Armed with this data, Trinidad and Tobago is now better positioned to further implement, through the Ministry of Health, our Action Plan for the Prevention and Control of NCDs.
My Government, through the Ministry of Health and in collaboration with Regional and International organisations, will continue to actively promote the adoption of healthier lifestyles in our fight to reduce the prevalence of NCDs in our country.
But much of the success in combatting NCDs ultimately resides with each and every individual. Each person has control over his/her decisions and actions. Responsibility for healthy living rests with YOU!
My Government will ensure that the relevant information and services are available to each and every member of our population to assist you in making positive lifestyle choices.
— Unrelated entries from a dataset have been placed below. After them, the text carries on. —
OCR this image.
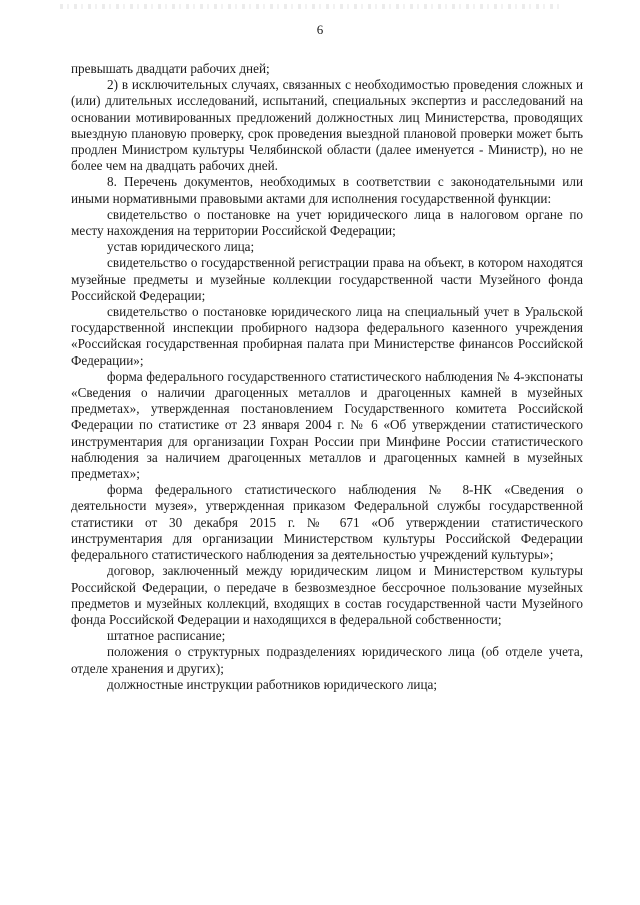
6

превышать двадцати рабочих дней;

2) в исключительных случаях, связанных с необходимостью проведения сложных и (или) длительных исследований, испытаний, специальных экспертиз и расследований на основании мотивированных предложений должностных лиц Министерства, проводящих выездную плановую проверку, срок проведения выездной плановой проверки может быть продлен Министром культуры Челябинской области (далее именуется - Министр), но не более чем на двадцать рабочих дней.

8. Перечень документов, необходимых в соответствии с законодательными или иными нормативными правовыми актами для исполнения государственной функции:

свидетельство о постановке на учет юридического лица в налоговом органе по месту нахождения на территории Российской Федерации;

устав юридического лица;

свидетельство о государственной регистрации права на объект, в котором находятся музейные предметы и музейные коллекции государственной части Музейного фонда Российской Федерации;

свидетельство о постановке юридического лица на специальный учет в Уральской государственной инспекции пробирного надзора федерального казенного учреждения «Российская государственная пробирная палата при Министерстве финансов Российской Федерации»;

форма федерального государственного статистического наблюдения № 4-экспонаты «Сведения о наличии драгоценных металлов и драгоценных камней в музейных предметах», утвержденная постановлением Государственного комитета Российской Федерации по статистике от 23 января 2004 г. № 6 «Об утверждении статистического инструментария для организации Гохран России при Минфине России статистического наблюдения за наличием драгоценных металлов и драгоценных камней в музейных предметах»;

форма федерального статистического наблюдения № 8-НК «Сведения о деятельности музея», утвержденная приказом Федеральной службы государственной статистики от 30 декабря 2015 г. № 671 «Об утверждении статистического инструментария для организации Министерством культуры Российской Федерации федерального статистического наблюдения за деятельностью учреждений культуры»;

договор, заключенный между юридическим лицом и Министерством культуры Российской Федерации, о передаче в безвозмездное бессрочное пользование музейных предметов и музейных коллекций, входящих в состав государственной части Музейного фонда Российской Федерации и находящихся в федеральной собственности;

штатное расписание;

положения о структурных подразделениях юридического лица (об отделе учета, отделе хранения и других);

должностные инструкции работников юридического лица;
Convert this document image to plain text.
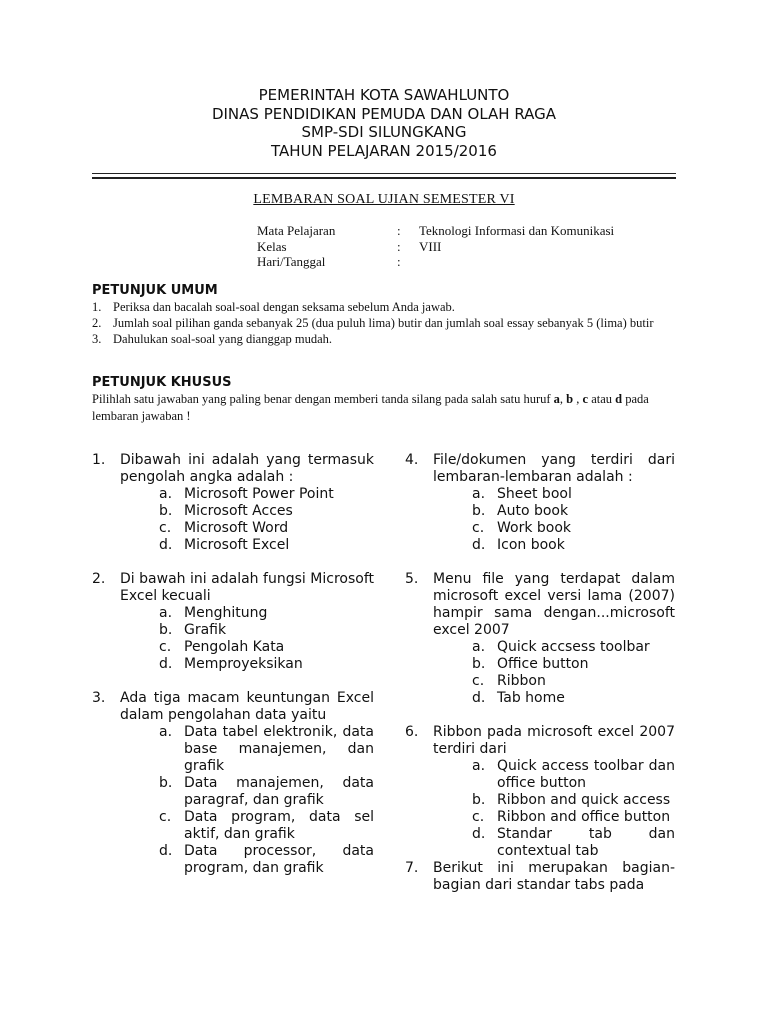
PEMERINTAH KOTA SAWAHLUNTO
DINAS PENDIDIKAN PEMUDA DAN OLAH RAGA
SMP-SDI SILUNGKANG
TAHUN PELAJARAN 2015/2016
LEMBARAN SOAL UJIAN SEMESTER VI
Mata Pelajaran	:	Teknologi Informasi dan Komunikasi
Kelas	:	VIII
Hari/Tanggal	:
PETUNJUK UMUM
1. Periksa dan bacalah soal-soal dengan seksama sebelum Anda jawab.
2. Jumlah soal pilihan ganda sebanyak 25 (dua puluh lima) butir dan jumlah soal essay sebanyak 5 (lima) butir
3. Dahulukan soal-soal yang dianggap mudah.
PETUNJUK KHUSUS
Pilihlah satu jawaban yang paling benar dengan memberi tanda silang pada salah satu huruf a, b , c atau d pada lembaran jawaban !
1.	Dibawah ini adalah yang termasuk pengolah angka adalah :
a. Microsoft Power Point
b. Microsoft Acces
c. Microsoft Word
d. Microsoft Excel
2.	Di bawah ini adalah fungsi Microsoft Excel kecuali
a. Menghitung
b. Grafik
c. Pengolah Kata
d. Memproyeksikan
3.	Ada tiga macam keuntungan Excel dalam pengolahan data yaitu
a. Data tabel elektronik, data base manajemen, dan grafik
b. Data manajemen, data paragraf, dan grafik
c. Data program, data sel aktif, dan grafik
d. Data processor, data program, dan grafik
4.	File/dokumen yang terdiri dari lembaran-lembaran adalah :
a. Sheet bool
b. Auto book
c. Work book
d. Icon book
5.	Menu file yang terdapat dalam microsoft excel versi lama (2007) hampir sama dengan...microsoft excel 2007
a. Quick accsess toolbar
b. Office button
c. Ribbon
d. Tab home
6.	Ribbon pada microsoft excel 2007 terdiri dari
a. Quick access toolbar dan office button
b. Ribbon and quick access
c. Ribbon and office button
d. Standar tab dan contextual tab
7.	Berikut ini merupakan bagian-bagian dari standar tabs pada
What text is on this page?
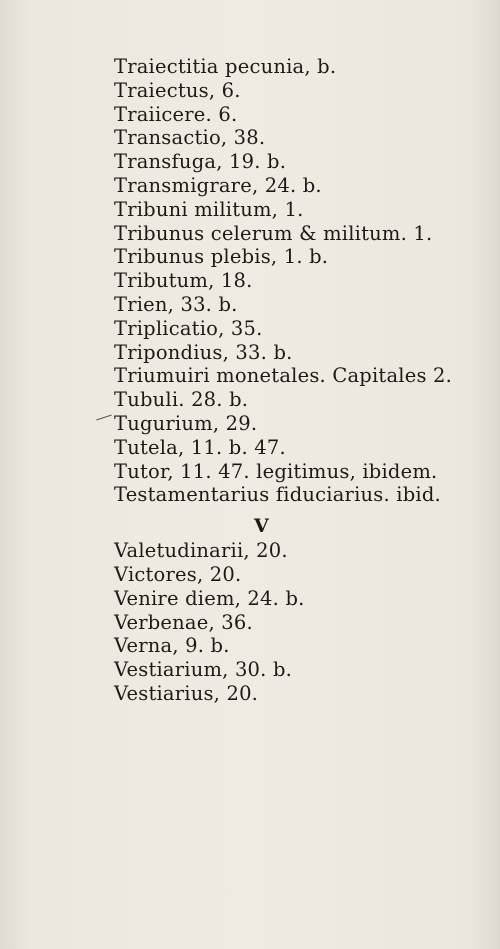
Traiectitia pecunia, b.
Traiectus, 6.
Traiicere. 6.
Transactio, 38.
Transfuga, 19. b.
Transmigrare, 24. b.
Tribuni militum, 1.
Tribunus celerum & militum. 1.
Tribunus plebis, 1. b.
Tributum, 18.
Trien, 33. b.
Triplicatio, 35.
Tripondius, 33. b.
Triumuiri monetales. Capitales 2.
Tubuli. 28. b.
Tugurium, 29.
Tutela, 11. b. 47.
Tutor, 11. 47. legitimus, ibidem.
Testamentarius fiduciarius. ibid.
V
Valetudinarii, 20.
Victores, 20.
Venire diem, 24. b.
Verbenae, 36.
Verna, 9. b.
Vestiarium, 30. b.
Vestiarius, 20.
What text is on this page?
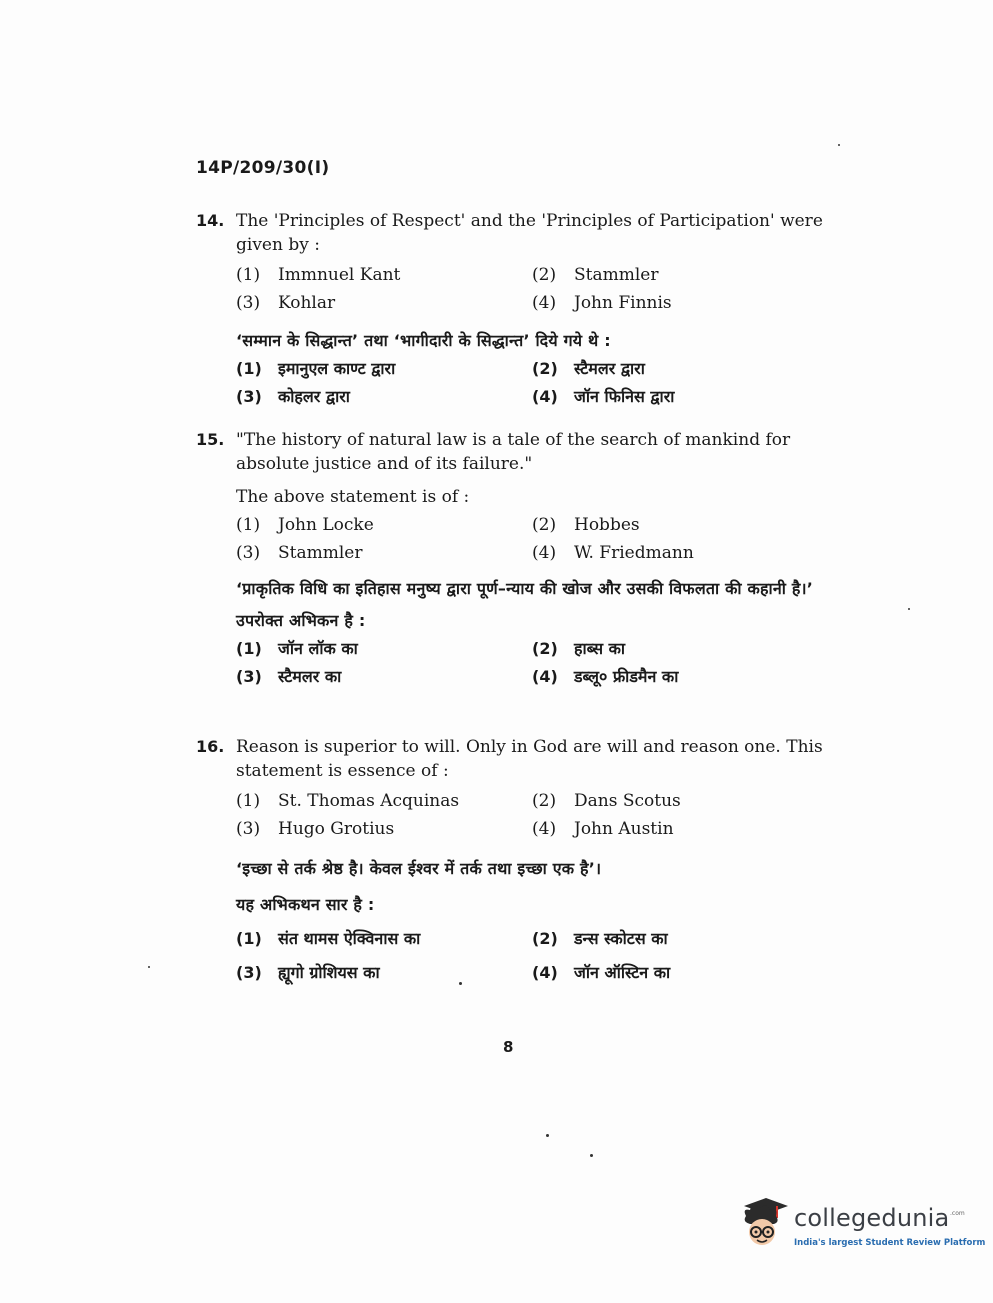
14P/209/30(I)
14. The 'Principles of Respect' and the 'Principles of Participation' were given by :
(1)	Immnuel Kant	(2)	Stammler
(3)	Kohlar	(4)	John Finnis
‘सम्मान के सिद्धान्त’ तथा ‘भागीदारी के सिद्धान्त’ दिये गये थे :
(1)	इमानुएल काण्ट द्वारा	(2)	स्टैमलर द्वारा
(3)	कोहलर द्वारा	(4)	जॉन फिनिस द्वारा
15. "The history of natural law is a tale of the search of mankind for absolute justice and of its failure."
The above statement is of :
(1)	John Locke	(2)	Hobbes
(3)	Stammler	(4)	W. Friedmann
‘प्राकृतिक विधि का इतिहास मनुष्य द्वारा पूर्ण–न्याय की खोज और उसकी विफलता की कहानी है।’
उपरोक्त अभिकन है :
(1)	जॉन लॉक का	(2)	हाब्स का
(3)	स्टैमलर का	(4)	डब्लू० फ्रीडमैन का
16. Reason is superior to will. Only in God are will and reason one. This statement is essence of :
(1)	St. Thomas Acquinas	(2)	Dans Scotus
(3)	Hugo Grotius	(4)	John Austin
‘इच्छा से तर्क श्रेष्ठ है। केवल ईश्वर में तर्क तथा इच्छा एक है’।
यह अभिकथन सार है :
(1)	संत थामस ऐक्विनास का	(2)	डन्स स्कोटस का
(3)	ह्यूगो ग्रोशियस का	(4)	जॉन ऑस्टिन का
8
collegedunia .com
India's largest Student Review Platform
Collectively, as a Nation, we must endeavour to remove from Trinidad and Tobago, the dubious distinction of having one of the highest prevalence of diabetes in the Americas and one of the highest morbidity and mortality rates due to Non-Communicable Diseases in the Caribbean; to the country in the Americas with the lowest risk factors for and prevalence of NCDs.
Together, we have the power to improve and preserve the health and ultimately the economic development and prosperity of our Nation.